Based on CMS inspection data, BRIA OF MASCOUTAH has a clean safety record: no substantiated abuse findings (meaning no confirmed cases of resident harm), no Immediate Jeopardy citations (the most serious violation level indicating risk of serious injury or death), and is not on the Special Focus Facility watch list (a federal program monitoring the lowest-performing 1% of nursing homes). The facility has a 2-star overall rating and ranks #100 of 100 nursing homes in Illinois. While no facility is perfect, families should still ask about staff-to-resident ratios and recent inspection results during their visit.

Do Nurses at Bria Of Mascoutah Stick Around?

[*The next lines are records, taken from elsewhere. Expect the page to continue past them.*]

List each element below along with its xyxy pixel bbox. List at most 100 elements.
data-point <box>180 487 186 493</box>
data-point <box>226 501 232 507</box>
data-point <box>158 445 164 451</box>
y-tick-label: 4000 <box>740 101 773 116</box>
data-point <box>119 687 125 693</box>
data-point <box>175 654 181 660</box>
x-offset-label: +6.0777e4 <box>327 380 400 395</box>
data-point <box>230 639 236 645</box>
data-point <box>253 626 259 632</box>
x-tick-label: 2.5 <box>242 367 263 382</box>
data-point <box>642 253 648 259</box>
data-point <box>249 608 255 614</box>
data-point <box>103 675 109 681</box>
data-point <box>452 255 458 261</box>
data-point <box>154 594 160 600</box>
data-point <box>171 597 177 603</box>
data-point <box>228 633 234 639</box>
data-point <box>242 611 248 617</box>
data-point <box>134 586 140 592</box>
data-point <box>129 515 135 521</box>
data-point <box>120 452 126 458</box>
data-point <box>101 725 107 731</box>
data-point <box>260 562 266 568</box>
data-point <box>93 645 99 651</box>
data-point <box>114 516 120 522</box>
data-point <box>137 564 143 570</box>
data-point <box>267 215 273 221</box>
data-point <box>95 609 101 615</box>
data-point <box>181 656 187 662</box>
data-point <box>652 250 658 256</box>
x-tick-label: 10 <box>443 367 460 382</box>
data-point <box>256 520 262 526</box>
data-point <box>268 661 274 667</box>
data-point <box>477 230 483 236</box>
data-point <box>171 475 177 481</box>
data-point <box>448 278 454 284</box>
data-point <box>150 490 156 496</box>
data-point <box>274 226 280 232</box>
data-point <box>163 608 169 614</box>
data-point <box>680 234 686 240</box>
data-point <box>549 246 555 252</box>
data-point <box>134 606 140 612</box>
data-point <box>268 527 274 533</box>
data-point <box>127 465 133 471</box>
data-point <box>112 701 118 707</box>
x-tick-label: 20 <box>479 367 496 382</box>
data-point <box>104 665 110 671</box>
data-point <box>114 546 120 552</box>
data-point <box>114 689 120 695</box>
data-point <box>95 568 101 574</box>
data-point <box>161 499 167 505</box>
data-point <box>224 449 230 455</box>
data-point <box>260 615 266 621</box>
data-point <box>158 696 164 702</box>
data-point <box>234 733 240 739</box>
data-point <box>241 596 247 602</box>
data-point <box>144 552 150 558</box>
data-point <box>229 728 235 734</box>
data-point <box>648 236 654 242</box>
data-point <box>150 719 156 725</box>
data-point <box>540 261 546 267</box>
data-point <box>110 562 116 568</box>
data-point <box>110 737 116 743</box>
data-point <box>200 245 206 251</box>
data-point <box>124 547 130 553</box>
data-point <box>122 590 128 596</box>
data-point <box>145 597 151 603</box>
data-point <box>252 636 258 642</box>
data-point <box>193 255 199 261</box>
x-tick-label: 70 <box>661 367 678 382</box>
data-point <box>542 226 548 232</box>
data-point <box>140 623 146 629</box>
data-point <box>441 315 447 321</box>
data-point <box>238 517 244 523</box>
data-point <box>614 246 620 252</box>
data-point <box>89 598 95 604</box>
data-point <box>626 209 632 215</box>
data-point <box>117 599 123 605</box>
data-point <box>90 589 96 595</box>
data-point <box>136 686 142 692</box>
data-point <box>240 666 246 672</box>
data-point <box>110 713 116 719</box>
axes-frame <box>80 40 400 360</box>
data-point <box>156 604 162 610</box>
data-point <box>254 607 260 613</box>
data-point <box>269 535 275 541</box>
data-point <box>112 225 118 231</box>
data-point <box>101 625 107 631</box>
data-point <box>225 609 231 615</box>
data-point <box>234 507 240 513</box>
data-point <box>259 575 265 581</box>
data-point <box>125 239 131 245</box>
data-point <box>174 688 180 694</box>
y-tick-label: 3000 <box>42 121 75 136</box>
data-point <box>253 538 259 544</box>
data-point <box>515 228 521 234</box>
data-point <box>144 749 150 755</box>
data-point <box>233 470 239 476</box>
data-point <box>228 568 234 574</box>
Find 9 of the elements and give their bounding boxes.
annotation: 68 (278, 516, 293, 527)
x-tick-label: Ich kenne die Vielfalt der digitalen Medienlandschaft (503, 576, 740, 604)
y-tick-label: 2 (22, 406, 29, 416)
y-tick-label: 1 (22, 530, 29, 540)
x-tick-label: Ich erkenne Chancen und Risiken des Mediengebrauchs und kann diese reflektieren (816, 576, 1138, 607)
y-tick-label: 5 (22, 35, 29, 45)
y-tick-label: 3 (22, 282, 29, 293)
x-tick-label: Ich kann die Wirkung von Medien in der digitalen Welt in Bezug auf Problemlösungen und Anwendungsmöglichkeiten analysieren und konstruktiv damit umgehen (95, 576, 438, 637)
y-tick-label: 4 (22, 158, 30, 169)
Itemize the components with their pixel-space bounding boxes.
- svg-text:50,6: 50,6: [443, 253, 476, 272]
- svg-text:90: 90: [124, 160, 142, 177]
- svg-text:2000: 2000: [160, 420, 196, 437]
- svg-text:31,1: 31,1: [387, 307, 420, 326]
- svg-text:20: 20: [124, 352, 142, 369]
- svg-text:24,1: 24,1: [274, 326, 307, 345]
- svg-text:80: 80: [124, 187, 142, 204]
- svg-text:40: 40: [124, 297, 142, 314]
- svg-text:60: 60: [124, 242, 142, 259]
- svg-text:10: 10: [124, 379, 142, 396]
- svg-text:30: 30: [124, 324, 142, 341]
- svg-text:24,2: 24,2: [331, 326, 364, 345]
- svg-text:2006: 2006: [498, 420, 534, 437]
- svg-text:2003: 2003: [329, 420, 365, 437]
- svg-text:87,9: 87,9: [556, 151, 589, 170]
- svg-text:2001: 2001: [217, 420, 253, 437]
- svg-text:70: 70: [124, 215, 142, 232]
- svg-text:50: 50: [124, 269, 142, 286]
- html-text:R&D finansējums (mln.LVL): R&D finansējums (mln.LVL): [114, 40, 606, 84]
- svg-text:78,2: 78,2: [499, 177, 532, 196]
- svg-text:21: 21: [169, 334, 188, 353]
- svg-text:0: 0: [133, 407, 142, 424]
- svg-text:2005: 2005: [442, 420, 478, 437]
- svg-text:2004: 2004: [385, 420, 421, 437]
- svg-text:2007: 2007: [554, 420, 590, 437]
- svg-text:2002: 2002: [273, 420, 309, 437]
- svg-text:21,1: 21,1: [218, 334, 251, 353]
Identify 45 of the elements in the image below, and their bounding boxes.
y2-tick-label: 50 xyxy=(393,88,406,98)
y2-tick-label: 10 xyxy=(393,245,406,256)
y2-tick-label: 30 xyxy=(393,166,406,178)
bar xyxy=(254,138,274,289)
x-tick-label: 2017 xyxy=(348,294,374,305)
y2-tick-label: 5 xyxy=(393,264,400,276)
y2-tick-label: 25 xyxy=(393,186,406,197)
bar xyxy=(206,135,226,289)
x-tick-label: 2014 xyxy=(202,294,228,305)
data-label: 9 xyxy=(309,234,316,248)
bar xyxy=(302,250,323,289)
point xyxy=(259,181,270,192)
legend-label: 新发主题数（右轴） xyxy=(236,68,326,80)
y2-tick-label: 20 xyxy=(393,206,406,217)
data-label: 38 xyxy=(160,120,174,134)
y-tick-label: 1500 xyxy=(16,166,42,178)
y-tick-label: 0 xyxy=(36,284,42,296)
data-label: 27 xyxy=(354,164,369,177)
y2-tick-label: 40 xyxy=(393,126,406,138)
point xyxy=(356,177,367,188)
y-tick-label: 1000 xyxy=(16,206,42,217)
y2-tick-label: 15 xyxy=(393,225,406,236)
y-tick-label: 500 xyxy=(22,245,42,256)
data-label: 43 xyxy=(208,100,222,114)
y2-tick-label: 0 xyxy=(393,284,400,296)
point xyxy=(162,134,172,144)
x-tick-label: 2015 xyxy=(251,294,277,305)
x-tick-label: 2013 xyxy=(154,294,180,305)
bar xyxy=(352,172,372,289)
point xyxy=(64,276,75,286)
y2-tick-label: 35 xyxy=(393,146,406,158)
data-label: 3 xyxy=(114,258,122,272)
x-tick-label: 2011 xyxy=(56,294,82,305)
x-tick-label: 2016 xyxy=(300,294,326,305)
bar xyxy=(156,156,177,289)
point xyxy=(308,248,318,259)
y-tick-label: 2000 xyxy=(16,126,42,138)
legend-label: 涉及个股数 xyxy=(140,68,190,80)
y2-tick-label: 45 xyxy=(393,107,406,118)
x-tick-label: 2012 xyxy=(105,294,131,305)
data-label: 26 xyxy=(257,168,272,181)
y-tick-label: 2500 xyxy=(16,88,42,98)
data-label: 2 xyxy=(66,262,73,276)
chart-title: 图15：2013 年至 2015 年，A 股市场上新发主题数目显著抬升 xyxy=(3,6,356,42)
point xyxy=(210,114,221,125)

Staff turnover at BRIA OF MASCOUTAH is high. At 77%, the facility is 30 percentage points above the Illinois average of 46%. Registered Nurse turnover is particularly concerning at 57%. RNs handle complex medical decisions and coordinate care — frequent RN changes can directly impact care quality. High turnover means new staff may not know residents' individual needs, medications, or preferences. It can also be disorienting for residents, especially those with dementia who rely on familiar faces. Families should ask: What is causing the turnover? What retention programs are in place? How do you ensure care continuity during staff transitions?

Was Bria Of Mascoutah Ever Fined?

BRIA OF MASCOUTAH has been fined $81,605 across 5 penalty actions. This is above the Illinois average of $33,895. Fines in this range indicate compliance issues significant enough for CMS to impose meaningful financial consequences. Common causes include delayed correction of deficiencies, repeat violations, or care failures affecting resident safety. Families should ask facility leadership what changes have been made since these penalties.

Is Bria Of Mascoutah on Any Federal Watch List?

BRIA OF MASCOUTAH is not on any federal watch list. The most significant is the Special Focus Facility (SFF) program, which identifies the bottom 1% of nursing homes nationally based on persistent, serious quality problems. Not being on this list means the facility has avoided the pattern of deficiencies that triggers enhanced federal oversight. This is a positive indicator, though families should still review the facility's inspection history directly.